Sitta pusilla: ave extinta reaparece nas Bahamas

· abril 27, 2019
Graças ao inconfundível canto da Sitta pusilla, semelhante ao de um pato de borracha, os pesquisadores conseguiram identificar um dos poucos exemplares que restaram após a destruição do habitat por causa do furacão Matthew.

A extinção é considerada o desaparecimento definitivo de animais, como aconteceu com o rinoceronte branco do Norte. É por isso que quando a Sitta pusilla, uma ave extinta, foi avistada nas Bahamas, os pesquisadores não acreditaram no que estavam vendo.

A Sitta pusilla

A Sitta pusilla é uma ave bastante indescritível que vive nos Estados Unidos. Este passeriforme pode ser encontrado no sul deste país, nas florestas de pinheiros presentes em áreas como a Carolina do Norte.

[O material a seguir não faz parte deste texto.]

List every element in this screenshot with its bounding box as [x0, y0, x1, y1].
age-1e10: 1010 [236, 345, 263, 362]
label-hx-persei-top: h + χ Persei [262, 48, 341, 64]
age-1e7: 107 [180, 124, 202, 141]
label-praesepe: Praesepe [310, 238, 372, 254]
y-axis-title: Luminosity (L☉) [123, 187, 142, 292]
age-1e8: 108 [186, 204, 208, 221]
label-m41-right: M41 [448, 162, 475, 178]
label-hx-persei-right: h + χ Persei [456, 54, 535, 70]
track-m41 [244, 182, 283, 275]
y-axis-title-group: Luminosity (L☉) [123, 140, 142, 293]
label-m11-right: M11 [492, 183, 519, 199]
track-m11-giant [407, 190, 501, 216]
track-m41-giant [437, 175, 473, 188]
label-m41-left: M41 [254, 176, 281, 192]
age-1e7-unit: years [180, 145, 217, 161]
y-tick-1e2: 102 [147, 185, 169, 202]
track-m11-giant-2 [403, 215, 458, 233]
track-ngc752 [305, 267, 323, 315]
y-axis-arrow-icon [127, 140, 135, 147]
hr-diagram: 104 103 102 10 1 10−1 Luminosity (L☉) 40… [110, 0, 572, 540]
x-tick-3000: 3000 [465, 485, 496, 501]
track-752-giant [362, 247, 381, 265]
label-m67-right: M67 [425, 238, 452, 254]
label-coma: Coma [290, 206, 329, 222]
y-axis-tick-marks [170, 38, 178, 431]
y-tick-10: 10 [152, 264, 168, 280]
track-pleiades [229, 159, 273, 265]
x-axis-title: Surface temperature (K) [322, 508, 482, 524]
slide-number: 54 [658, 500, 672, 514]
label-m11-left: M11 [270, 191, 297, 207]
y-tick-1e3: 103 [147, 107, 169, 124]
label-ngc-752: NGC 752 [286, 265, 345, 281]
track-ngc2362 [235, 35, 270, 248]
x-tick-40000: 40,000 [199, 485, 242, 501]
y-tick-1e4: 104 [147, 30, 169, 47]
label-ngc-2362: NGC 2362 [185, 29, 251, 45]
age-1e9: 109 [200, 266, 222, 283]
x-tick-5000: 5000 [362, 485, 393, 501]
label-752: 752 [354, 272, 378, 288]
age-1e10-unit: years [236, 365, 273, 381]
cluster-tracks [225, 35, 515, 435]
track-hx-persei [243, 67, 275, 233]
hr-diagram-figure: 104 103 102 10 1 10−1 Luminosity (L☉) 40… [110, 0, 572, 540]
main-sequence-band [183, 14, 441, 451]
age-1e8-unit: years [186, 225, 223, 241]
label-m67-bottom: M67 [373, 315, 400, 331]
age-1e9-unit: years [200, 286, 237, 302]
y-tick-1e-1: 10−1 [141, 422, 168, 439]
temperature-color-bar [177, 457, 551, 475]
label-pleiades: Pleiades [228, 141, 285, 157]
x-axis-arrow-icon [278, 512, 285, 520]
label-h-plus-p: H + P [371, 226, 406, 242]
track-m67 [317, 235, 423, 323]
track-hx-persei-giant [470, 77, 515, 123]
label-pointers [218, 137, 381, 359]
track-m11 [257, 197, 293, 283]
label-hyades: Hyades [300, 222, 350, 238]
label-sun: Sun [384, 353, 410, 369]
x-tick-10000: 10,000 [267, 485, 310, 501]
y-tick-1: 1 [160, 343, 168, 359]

São aves com bicos afiados em forma de cravo, que eles usam para acertar sementes e árvores. Seu canto é muito curioso, já que parece um pato de borracha. Poderia ser uma das aves que vivem em seu jardim, se você mora nos Estados Unidos, desde que goste de usar alimentadores ou girassóis.

Sitta pusilla, um pássaro muito interessante

A Sitta pusilla das Bahamas, uma ave extinta

Embora a população americana esteja longe de ser extinta, uma população pequena na ilha Grand Bahama resistiu e estava à beira da extinção até 2016, quando o furacão Matthew chegou à ilha. Foi então que a ave se tornou extinta na região.

A população que vive nas Bahamas é considerada uma subespécie distinta (Sitta pusilla insularis) e, embora tenha sido avistada recentemente, poderia haver apenas dois exemplares dessa “ave extinta”.

O flagra foi feito por dois estudantes britânicos que iniciaram uma expedição ornitológica de três meses apoiada pela SEO Birdlife. Estudantes das Bahamas e algumas ONGs locais também participaram da pesquisa.

Ainda que seja difícil de ser vista devido a sua escassez, o fato é que por causa de seu canto e sua aparência, aqueles acostumados a observar a vida selvagem encontraram esta ave bela e inconfundível.

Praias nas Bahamas

Uma ave extinta ou uma agulha num palheiro?

Acredita-se que em 2004 havia 1800 espécimes, que caíram drasticamente em três anos para apenas 23 espécimes. Isso ocorreu devido à enorme perda de habitat que este animal sofreu, pois nidifica apenas em pinheiros maduros que foram devastados pelo furacão.

As equipes que estavam em serviço de busca puderam avistar a ave extinta, e até um vídeo do animal foi registrado, confirmando que ainda não havia desaparecido. No entanto, apenas um par foi avistado em 34.000 hectares amostrados em mais de 460 pontos de observação.

Os pesquisadores passaram um mês e meio na floresta antes de encontrar esta ave, então suas esperanças estavam desaparecendo cada vez mais.No entanto, o canto inconfundível deste animal levou a equipe a sua primeira aparição.

Depois de seis aparições, que poderiam ser do mesmo espécime, tivemos a oportunidade de observar um casal, o que confirma que há pelo menos dois exemplares dessa “ave extinta”.

Proteger a Sitta pusilla é complicado devido à escassez de espécimes. Além disso, o desmatamento, o turismo e as espécies invasoras são outras ameaças dessa ave esquiva. No entanto, esta descoberta dá esperança a aqueles que querem proteger as aves ameaçadas e em perigo de extinção.

Hayes, W. K., Barry, R. X., McKenzie, Z., & Barry, P. (2004). Grand Bahama’s Brown-headed Nuthatch: a distinct and endangered species. Bahamas Journal of Science12(1), 21-28.